|My family and I visited this site in the summer of 2002ce. The path up from the main Ballymoney-Cushendall road is very steep, with a sharp right angled turn on a very narrow unpaved ascent bounded by hedges and fences, too destructive of the environment to negotiate by car. I'd recommend walking up after parking in front of the house directly off the road. It's easy to miss the sign coming out of Cushendall, so drive slowly the mile or so up into the hills from the village.
I've cannot confirm whether the Ulster poet John Hewitt is in fact buried beneath the commemorative cairn at his beloved vista. There was no "official" information posted at the site when we visited. Harbison (p. 40) calls the "grave" a "neolithic court-tomb with a forecourt of low stones facing south-eastwards and giving access to a two-chambered gallery placed in an ill-defined oval mound."
However, the views are magnificent, the (ca. 2000bce--Donnelly; 3000bce--Harbison) horned cairn handsome in its simple setting, and the quest rewarding, even if Ossian's legend occurred long after the site's actual establishment.

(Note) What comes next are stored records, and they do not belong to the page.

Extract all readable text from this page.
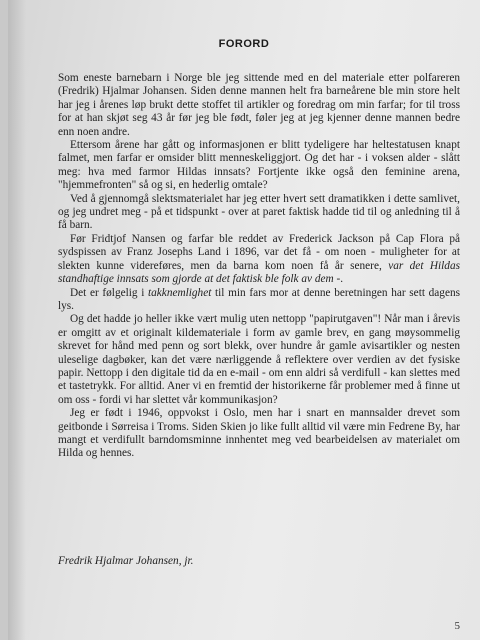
FORORD

Som eneste barnebarn i Norge ble jeg sittende med en del materiale etter polfareren (Fredrik) Hjalmar Johansen. Siden denne mannen helt fra barneårene ble min store helt har jeg i årenes løp brukt dette stoffet til artikler og foredrag om min farfar; for til tross for at han skjøt seg 43 år før jeg ble født, føler jeg at jeg kjenner denne mannen bedre enn noen andre.

Ettersom årene har gått og informasjonen er blitt tydeligere har heltestatusen knapt falmet, men farfar er omsider blitt menneskeliggjort. Og det har - i voksen alder - slått meg: hva med farmor Hildas innsats? Fortjente ikke også den feminine arena, "hjemmefronten" så og si, en hederlig omtale?

Ved å gjennomgå slektsmaterialet har jeg etter hvert sett dramatikken i dette samlivet, og jeg undret meg - på et tidspunkt - over at paret faktisk hadde tid til og anledning til å få barn.

Før Fridtjof Nansen og farfar ble reddet av Frederick Jackson på Cap Flora på sydspissen av Franz Josephs Land i 1896, var det få - om noen - muligheter for at slekten kunne videreføres, men da barna kom noen få år senere, var det Hildas standhaftige innsats som gjorde at det faktisk ble folk av dem -.

Det er følgelig i takknemlighet til min fars mor at denne beretningen har sett dagens lys.

Og det hadde jo heller ikke vært mulig uten nettopp "papirutgaven"! Når man i årevis er omgitt av et originalt kildemateriale i form av gamle brev, en gang møysommelig skrevet for hånd med penn og sort blekk, over hundre år gamle avisartikler og nesten uleselige dagbøker, kan det være nærliggende å reflektere over verdien av det fysiske papir. Nettopp i den digitale tid da en e-mail - om enn aldri så verdifull - kan slettes med et tastetrykk. For alltid. Aner vi en fremtid der historikerne får problemer med å finne ut om oss - fordi vi har slettet vår kommunikasjon?

Jeg er født i 1946, oppvokst i Oslo, men har i snart en mannsalder drevet som geitbonde i Sørreisa i Troms. Siden Skien jo like fullt alltid vil være min Fedrene By, har mangt et verdifullt barndomsminne innhentet meg ved bearbeidelsen av materialet om Hilda og hennes.

Fredrik Hjalmar Johansen, jr.
5
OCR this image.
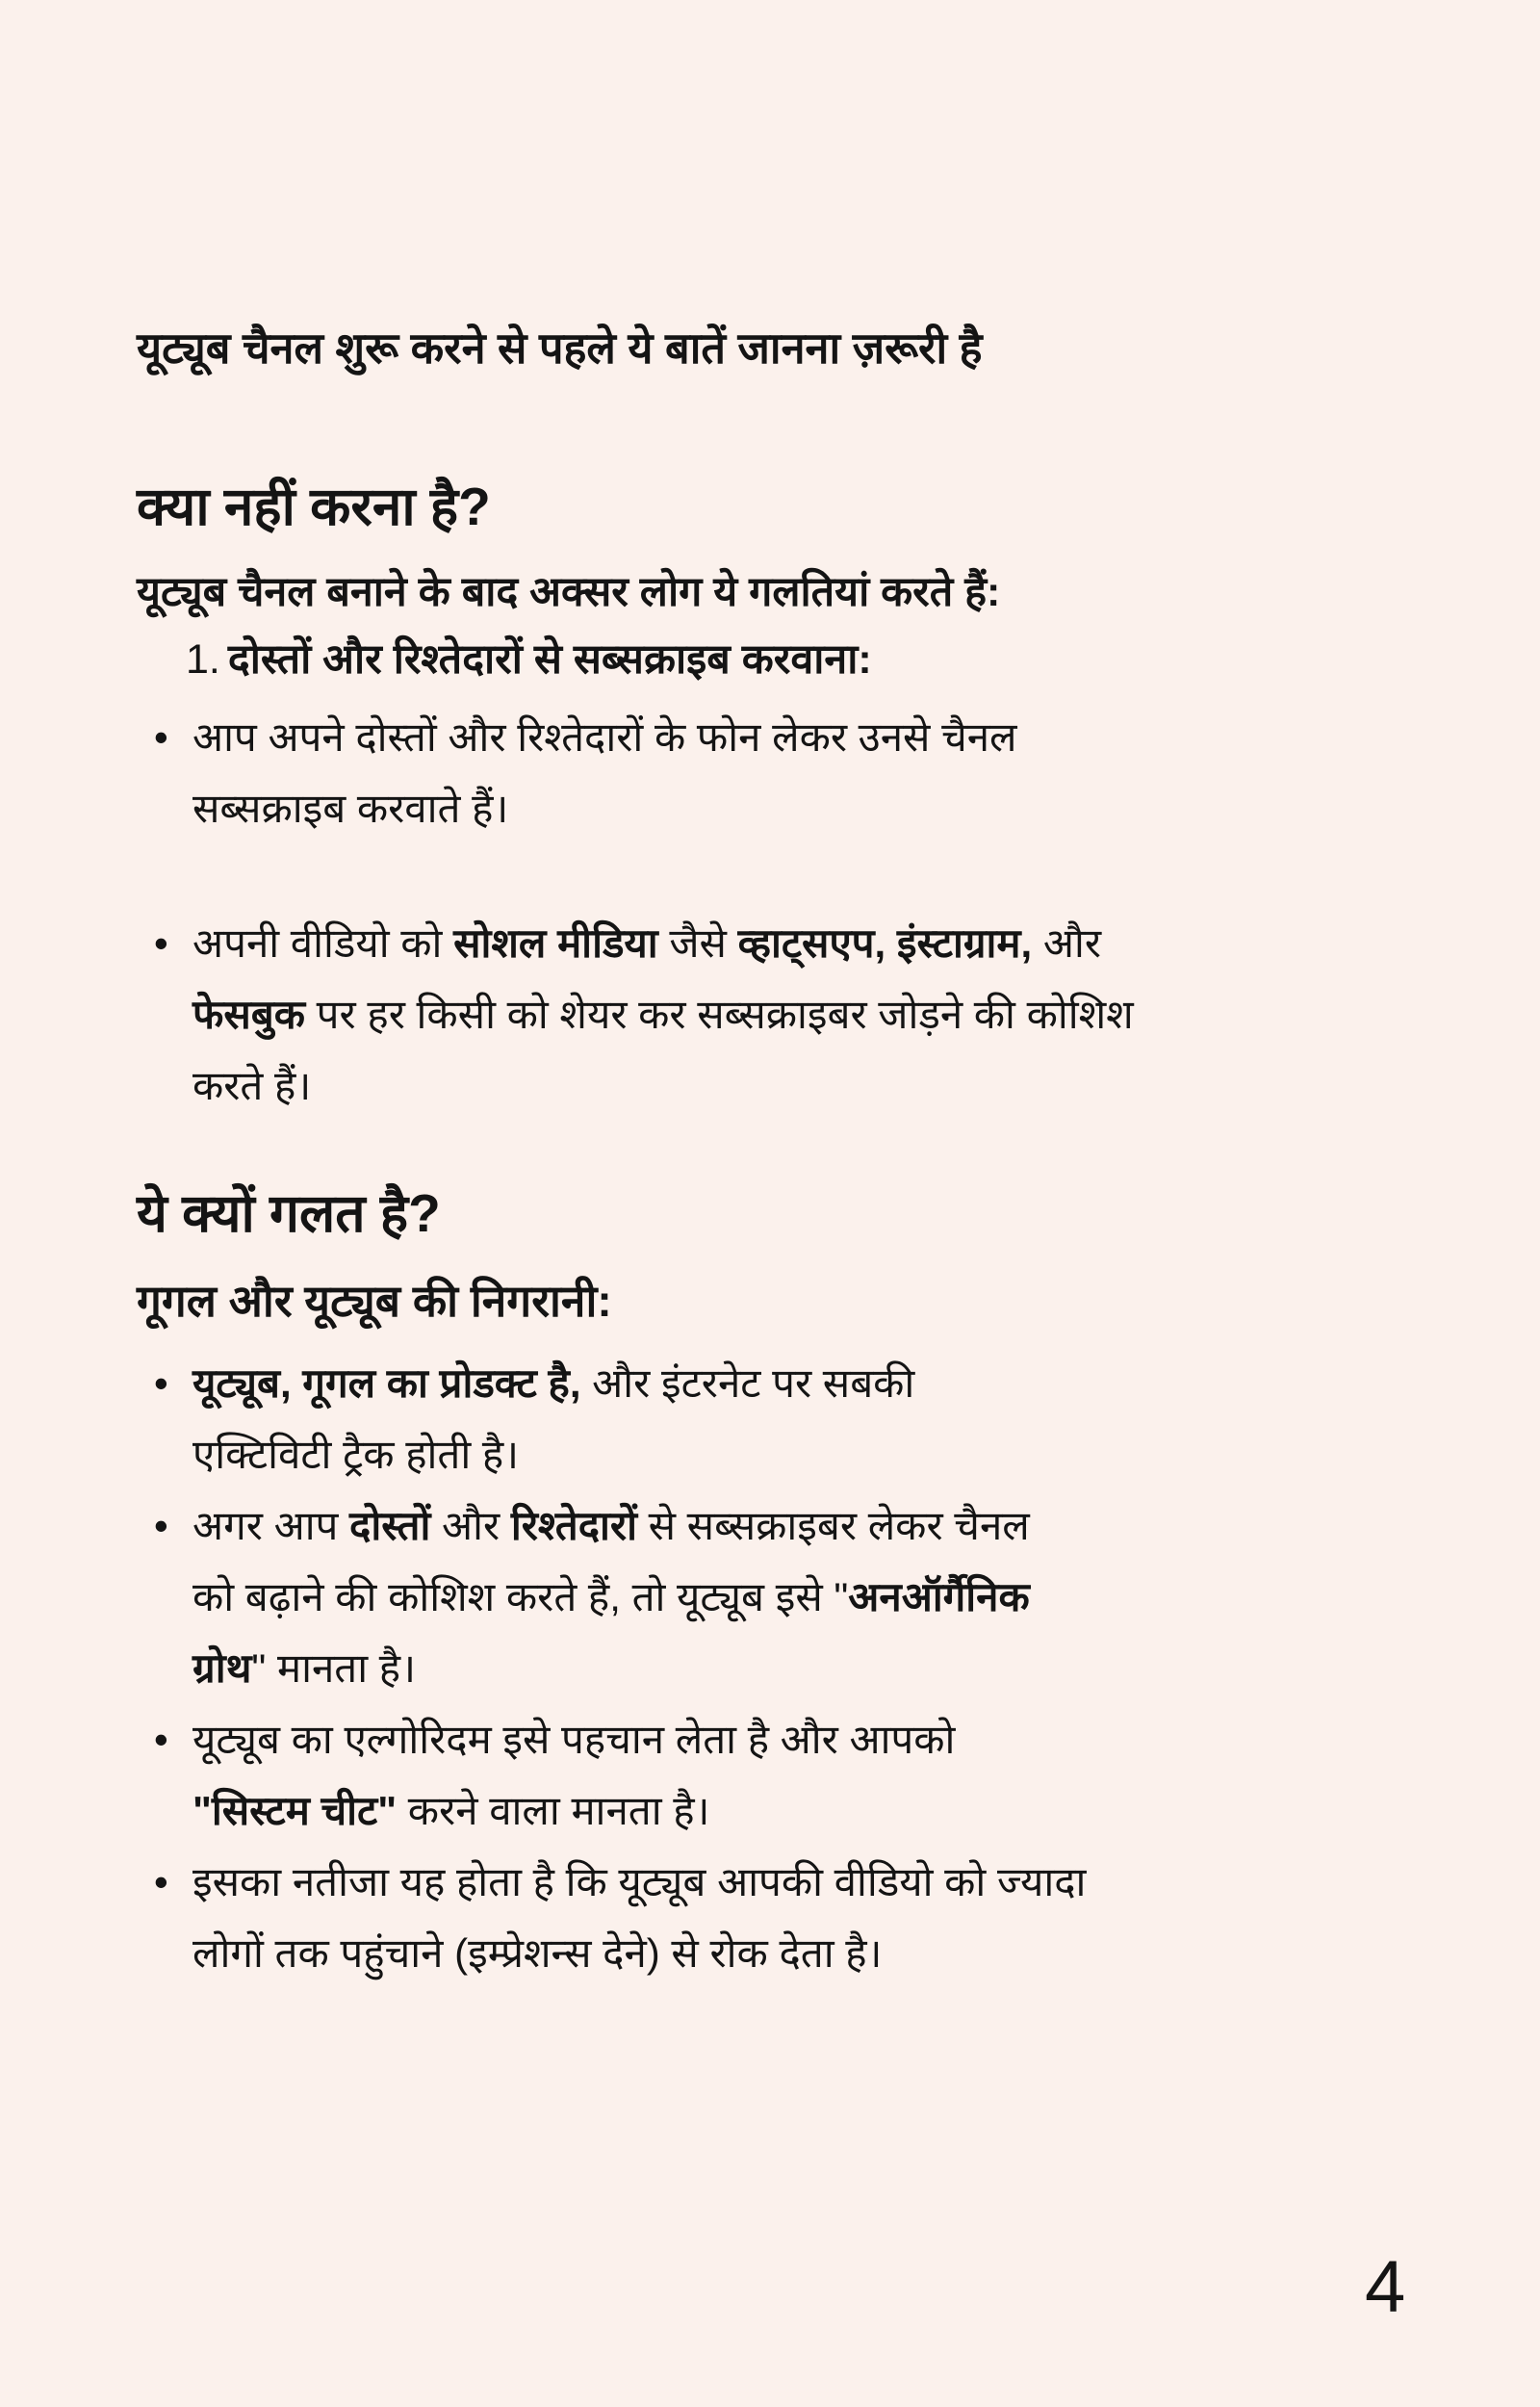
यूट्यूब चैनल शुरू करने से पहले ये बातें जानना ज़रूरी है

क्या नहीं करना है?

यूट्यूब चैनल बनाने के बाद अक्सर लोग ये गलतियां करते हैं:

1. दोस्तों और रिश्तेदारों से सब्सक्राइब करवाना:

• आप अपने दोस्तों और रिश्तेदारों के फोन लेकर उनसे चैनल
सब्सक्राइब करवाते हैं।
• अपनी वीडियो को सोशल मीडिया जैसे व्हाट्सएप, इंस्टाग्राम, और
फेसबुक पर हर किसी को शेयर कर सब्सक्राइबर जोड़ने की कोशिश
करते हैं।
ये क्यों गलत है?

गूगल और यूट्यूब की निगरानी:

• यूट्यूब, गूगल का प्रोडक्ट है, और इंटरनेट पर सबकी
एक्टिविटी ट्रैक होती है।
• अगर आप दोस्तों और रिश्तेदारों से सब्सक्राइबर लेकर चैनल
को बढ़ाने की कोशिश करते हैं, तो यूट्यूब इसे "अनऑर्गैनिक
ग्रोथ" मानता है।
• यूट्यूब का एल्गोरिदम इसे पहचान लेता है और आपको
"सिस्टम चीट" करने वाला मानता है।
• इसका नतीजा यह होता है कि यूट्यूब आपकी वीडियो को ज्यादा
लोगों तक पहुंचाने (इम्प्रेशन्स देने) से रोक देता है।
4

The townland, Lubitavish, "loop of pleasure" nestles in Glenaan, one of Antrim's nine glens, on the Dall river.
South of this, Lurigethan, (Lurigeadan=Luragh Eadan, "brow of the long ridge,") the fabled site of giants, continues associations; Ossian's father, Finn MacCool, lived among the other Fianna in its cave, Lig-na-Fenia.
Maureen Donnelly. The Nine Glens. rev. ed. Coleraine & Ballycastle: Impact Printing, 2000.
Peter Harbison. Guide to National and Historic Monuments of Ireland. Dublin: Gill & Macmillan, 1992.
Robert Sharpe & Charles McAlister. A Glimpse of Glenariffe. Glenariffe, Co Antrim: McAlister & Sharpe, 1997.